No primeiro caso, será uma ironia ser Theresa May (que fez campanha pela permanência na União Europeia no referendo de 2016) a conseguir a aprovação de um acordo de saída da União Europeia. Ainda por cima depois das estrondosas derrotas parlamentares que sofreu.

No segundo caso, será uma ironia ainda maior se forem os eurocépticos do Partido Conservador — que sempre quiseram sair da União Europeia — a terem um papel decisivo no fracasso do “Brexit”. Provavelmente, o Acordo de 14 de Novembro negociado por Theresa May será a melhor (ou única) hipótese das suas vidas para concretizarem tal objectivo. Se o inviabilizarem, arriscam-se a prolongar por bastante mais tempo a permanência na União Europeia.

Mas isso levará, entre outras coisas, à participação nas eleições para o Parlamento Europeu de Maio e a uma continuidade da contribuição britânica para o orçamento europeu.  Abrem ainda a porta a uma futura revogação da intenção de saída, seja pela via de uma nova eleição parlamentar britânica, seja de um segundo referendo. 

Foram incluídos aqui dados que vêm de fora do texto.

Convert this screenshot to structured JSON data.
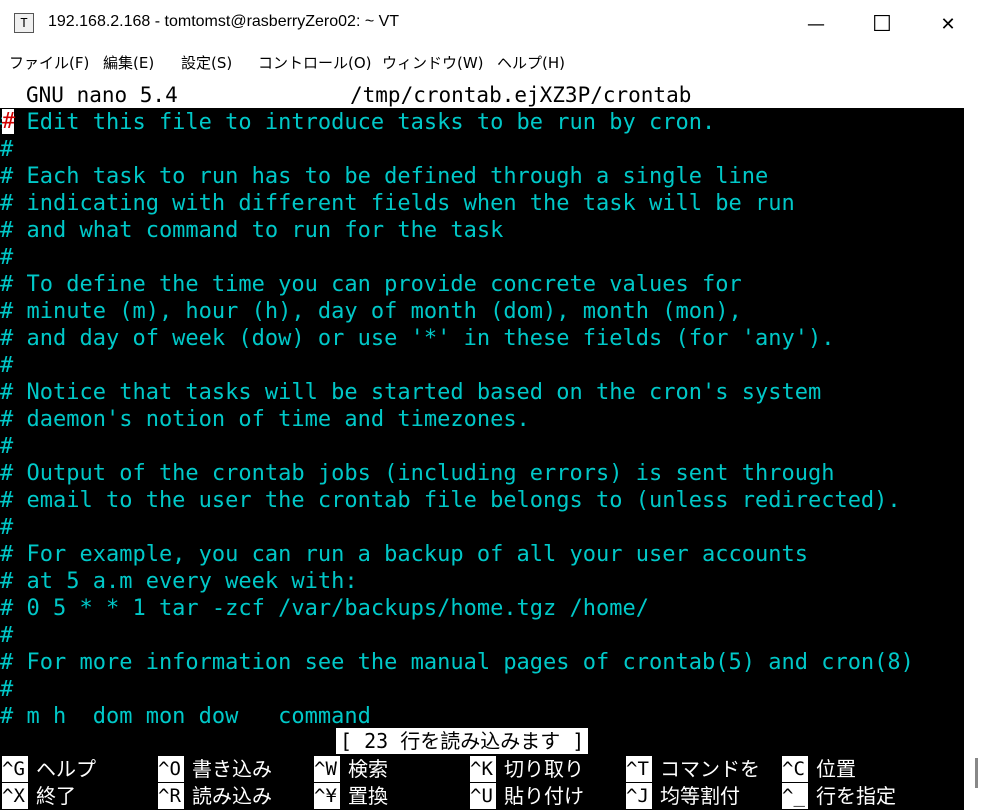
{
  "window": {
    "title": "192.168.2.168 - tomtomst@rasberryZero02: ~ VT",
    "app_icon": "T",
    "minimize_icon": "—",
    "maximize_icon": "☐",
    "close_icon": "✕"
  },
  "menu": [
    "ファイル(F)",
    "編集(E)",
    "設定(S)",
    "コントロール(O)",
    "ウィンドウ(W)",
    "ヘルプ(H)"
  ],
  "nano": {
    "version": "GNU nano 5.4",
    "filename": "/tmp/crontab.ejXZ3P/crontab",
    "cursor_char": "#",
    "lines": [
      "# Edit this file to introduce tasks to be run by cron.",
      "#",
      "# Each task to run has to be defined through a single line",
      "# indicating with different fields when the task will be run",
      "# and what command to run for the task",
      "#",
      "# To define the time you can provide concrete values for",
      "# minute (m), hour (h), day of month (dom), month (mon),",
      "# and day of week (dow) or use '*' in these fields (for 'any').",
      "#",
      "# Notice that tasks will be started based on the cron's system",
      "# daemon's notion of time and timezones.",
      "#",
      "# Output of the crontab jobs (including errors) is sent through",
      "# email to the user the crontab file belongs to (unless redirected).",
      "#",
      "# For example, you can run a backup of all your user accounts",
      "# at 5 a.m every week with:",
      "# 0 5 * * 1 tar -zcf /var/backups/home.tgz /home/",
      "#",
      "# For more information see the manual pages of crontab(5) and cron(8)",
      "#",
      "# m h  dom mon dow   command"
    ],
    "status": "[ 23 行を読み込みます ]",
    "shortcuts_row1": [
      {
        "key": "^G",
        "label": "ヘルプ"
      },
      {
        "key": "^O",
        "label": "書き込み"
      },
      {
        "key": "^W",
        "label": "検索"
      },
      {
        "key": "^K",
        "label": "切り取り"
      },
      {
        "key": "^T",
        "label": "コマンドを"
      },
      {
        "key": "^C",
        "label": "位置"
      }
    ],
    "shortcuts_row2": [
      {
        "key": "^X",
        "label": "終了"
      },
      {
        "key": "^R",
        "label": "読み込み"
      },
      {
        "key": "^¥",
        "label": "置換"
      },
      {
        "key": "^U",
        "label": "貼り付け"
      },
      {
        "key": "^J",
        "label": "均等割付"
      },
      {
        "key": "^_",
        "label": "行を指定"
      }
    ]
  }
}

Quanto à União Europeia, se recusar um alargamento do prazo, será um favor que os eurocépticos britânicos muito agradecerão, pois o automatismo da engrenagem jurídica continua a apontar para uma saída a 29 de Março. Absurdo? Talvez um novo Shakespeare possa imortalizar estes episódios num drama em três actos. Não necessita de muita imaginação, basta olhar minuciosamente para o que os políticos têm feito.